Beowulf

Director Robert Zemeckis has a love affair. It is not with a woman. It is with the tracking shot.

There is a scene very early in Beowulf where the camera tracks backwards, away from King Hrothgar’s (Anthony Hopkins) Mead Hall, in one long, continuous shot. The camera slowly backs away from the hall, then the town, then flys over the land, beyond hills, through forests and caverns until it comes to rest upon the monster Grendel. It is a shot that is reminiscent of one that Zemeckis used in the film Contact, where he tracked the camera away from Earth, through the cosmos, beyond planets and stars for what seemed like several minutes.

Tracking shots are difficult to accomplish without special effects. Zemeckis clearly loves them, and this goes a long way toward explaining why Beowulf is 100% computer generated. Peter Jackson showed, with the Lord of the Rings, that these sorts of films could be made without CGI characters, but Zemeckis composes so many complex camera shots and uses so many long, uncut tracking shots that it becomes clear, very early in the film, that he could not have accomplished all of his goals using live action and real actors without an astronomical budget.

This begs the question: Was it worth it? Well, yes and no.

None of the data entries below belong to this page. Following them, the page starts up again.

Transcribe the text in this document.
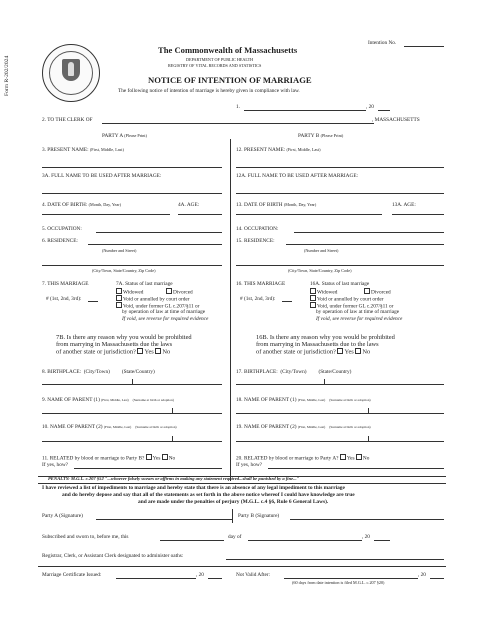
Form R-202/2024
Intention No.
The Commonwealth of Massachusetts
DEPARTMENT OF PUBLIC HEALTH
REGISTRY OF VITAL RECORDS AND STATISTICS
NOTICE OF INTENTION OF MARRIAGE
The following notice of intention of marriage is hereby given in compliance with law.
1.	, 20
2. TO THE CLERK OF	, MASSACHUSETTS
PARTY A (Please Print)	PARTY B (Please Print)
3. PRESENT NAME: (First, Middle, Last)
3A. FULL NAME TO BE USED AFTER MARRIAGE:
4. DATE OF BIRTH: (Month, Day, Year)	4A. AGE:
5. OCCUPATION:
6. RESIDENCE:
(Number and Street)
(City/Town, State/Country, Zip Code)
7. THIS MARRIAGE
# (1st, 2nd, 3rd):
7A. Status of last marriage
Widowed	Divorced
Void or annulled by court order
Void, under former GL c.207/§11 or
by operation of law at time of marriage
If void, see reverse for required evidence
7B. Is there any reason why you would be prohibited
from marrying in Massachusetts due the laws
of another state or jurisdiction? Yes No
8. BIRTHPLACE: (City/Town) (State/Country)
9. NAME OF PARENT (1) (First, Middle, Last) (Surname at birth or adoption)
10. NAME OF PARENT (2) (First, Middle, Last) (Surname at birth or adoption)
11. RELATED by blood or marriage to Party B? Yes No
If yes, how?
12. PRESENT NAME: (First, Middle, Last)
12A. FULL NAME TO BE USED AFTER MARRIAGE:
13. DATE OF BIRTH (Month, Day, Year)	13A. AGE:
14. OCCUPATION:
15. RESIDENCE:
(Number and Street)
(City/Town, State/Country, Zip Code)
16. THIS MARRIAGE
# (1st, 2nd, 3rd):
16A. Status of last marriage
Widowed	Divorced
Void or annulled by court order
Void, under former GL c.207/§11 or
by operation of law at time of marriage
If void, see reverse for required evidence
16B. Is there any reason why you would be prohibited
from marrying in Massachusetts due to the laws
of another state or jurisdiction? Yes No
17. BIRTHPLACE: (City/Town) (State/Country)
18. NAME OF PARENT (1) (First, Middle, Last) (Surname at birth or adoption)
19. NAME OF PARENT (2) (First, Middle, Last) (Surname at birth or adoption)
20. RELATED by blood or marriage to Party A? Yes No
If yes, how?
PENALTY: M.G.L. c.207 §52 "...whoever falsely swears or affirms in making any statement required...shall be punished by a fine..."
I have reviewed a list of impediments to marriage and hereby state that there is an absence of any legal impediment to this marriage
and do hereby depose and say that all of the statements as set forth in the above notice whereof I could have knowledge are true
and are made under the penalties of perjury (M.G.L. c.4 §6, Rule 6 General Laws).
Party A (Signature)	Party B (Signature)
Subscribed and sworn to, before me, this	day of	, 20
Registrar, Clerk, or Assistant Clerk designated to administer oaths:
Marriage Certificate Issued:	, 20	Not Valid After:	, 20
(60 days from date intention is filed M.G.L. c.207 §20)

It is easy to admire what Zemeckis has accomplished with this film. There are moments when the camera is panning around, scanning back and forth, allowing us to see every meaningful moment of action with long, uncut sequences, and the overall effect is breathtaking. It is a feast for the eyes, and we immediately realize we’ve never seen camera work like this before. Zemeckis zooms us around, up and down, from sky to ground with such effortlessness that we feel a bit like a God, observing from on high, the events unfolding. It is a marvelous way to behold the retelling of a legendary story.

At the same time, we feel a bit cheated. When the camera has to fall on human flesh, it is clear that the characters are artificial, and they move with the same awkward stiffness as their cgi counterparts in Shrek. They lack the emotional range or weight of real actors, and that weakens the human element of the story. Of course, the lackluster writing and forgettable dialog don’t help matters much either.

But Zemeckis did not set out to create a tear-jerking, heart-pulling epic like Jackson’s The Lord of the Rings. Beowulf is all about spectacle. It is about translating a fantastic story into an equally fantastic film. And in that regard Zemeckis has succeeded. Beowulf is, above all other things, fun to watch. It is an explosion of imagery; a bounty of wonderful camera work and long, uncut scenes. It is the visual antidote to films like the Bourne Ultimatum.